Spain starts energy savings plan due to Russia’s “threats” to cut gas supplies

Spain set a maximum air-conditioning temperature of 27 degrees Celsius (80.6 Fahrenheit) in stores and many public indoor settings starting Wednesday, as an energy savings law took effect in light of Russia’s “threats” to interrupt natural gas supply to Western Europe.

“Since Russia’s invasion of Ukraine, the threats of a partial or total interruption of natural gas supply from Russia to the European Union have been more frequent,” according to Spain’s official state bulletin on August 2, which published the energy savings law.

The energy savings plan aims to reduce demand for gas and oil in Spain by 5 percent in the short term, and expand the use of green energy sources, said a government statement on August 1.

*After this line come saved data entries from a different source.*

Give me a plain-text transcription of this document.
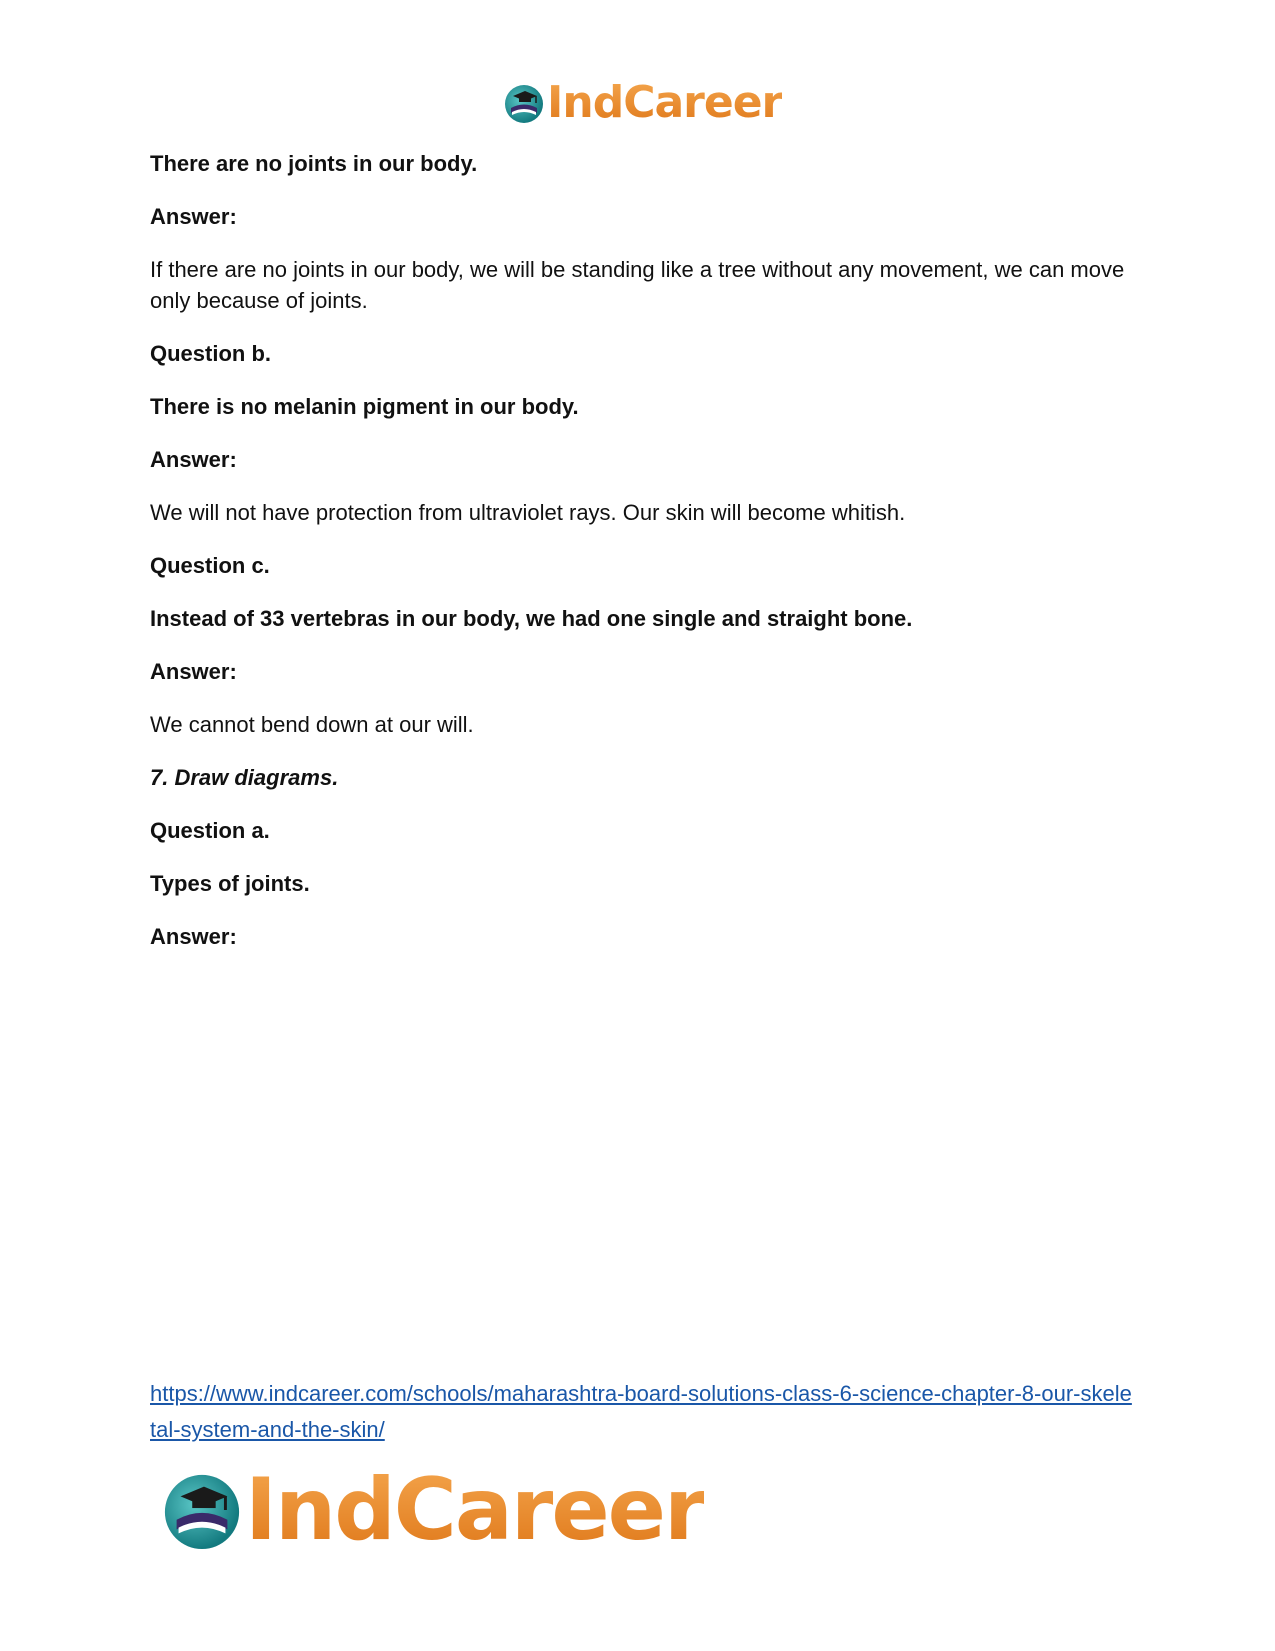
IndCareer

There are no joints in our body.

Answer:

If there are no joints in our body, we will be standing like a tree without any movement, we can move only because of joints.

Question b.

There is no melanin pigment in our body.

Answer:

We will not have protection from ultraviolet rays. Our skin will become whitish.

Question c.

Instead of 33 vertebras in our body, we had one single and straight bone.

Answer:

We cannot bend down at our will.

7. Draw diagrams.

Question a.

Types of joints.

Answer:

https://www.indcareer.com/schools/maharashtra-board-solutions-class-6-science-chapter-8-our-skeletal-system-and-the-skin/
IndCareer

European Union member states, including Spain, agreed to a “voluntary reduction of natural gas demand by 15 percent this winter,” the EU said in a statement on July 26.

The air conditioning maximum of 27C applies to department stores and smaller shops, hotel lobbies, cinemas, theaters, airports, train stations and government buildings, under the law approved by Spain’s Socialist government earlier this month.

The new law takes effect as maximum temperatures in many parts of country this week are expected to be around 35C (95F), following Spain’s hottest July in over 60 years, the national weather service said.

Stores are also required to turn off their showcase window lighting at 10 p.m., when government buildings also have to shut off decorative exterior lighting.

Spanish media reported that the country’s largest department store chain turned off its showcase lights at 10 p.m. on Tuesday, just before the law took effect.

The Madrid regional government, run by the main conservative party, blasted the rules as “arbitrary and authoritarian” and unconstitutional.

It complained that the Socialist government’s law will make Madrid the only European capital to turn off its store showcase lights by 10 p.m.

The new law also requires stores with street access to have doors that can easily close, including automatically, so that they don’t remain open and waste energy while using air conditioning or heating, said Ecological Transition Minister Teresa Ribera, adding they would have to comply by September 30.

A representative for Madrid small shop owners told Spain’s SER radio that the requirement would be costly for his sector, at an estimated 12,000 Euros ($12,290) per shop.

The new law will limit winter heating temperatures to a maximum of 19C (66.2F) in the same public spaces where the maximum of 27C air conditioning rules apply in summer. The law will be in effect until October 1, 2023, the government said.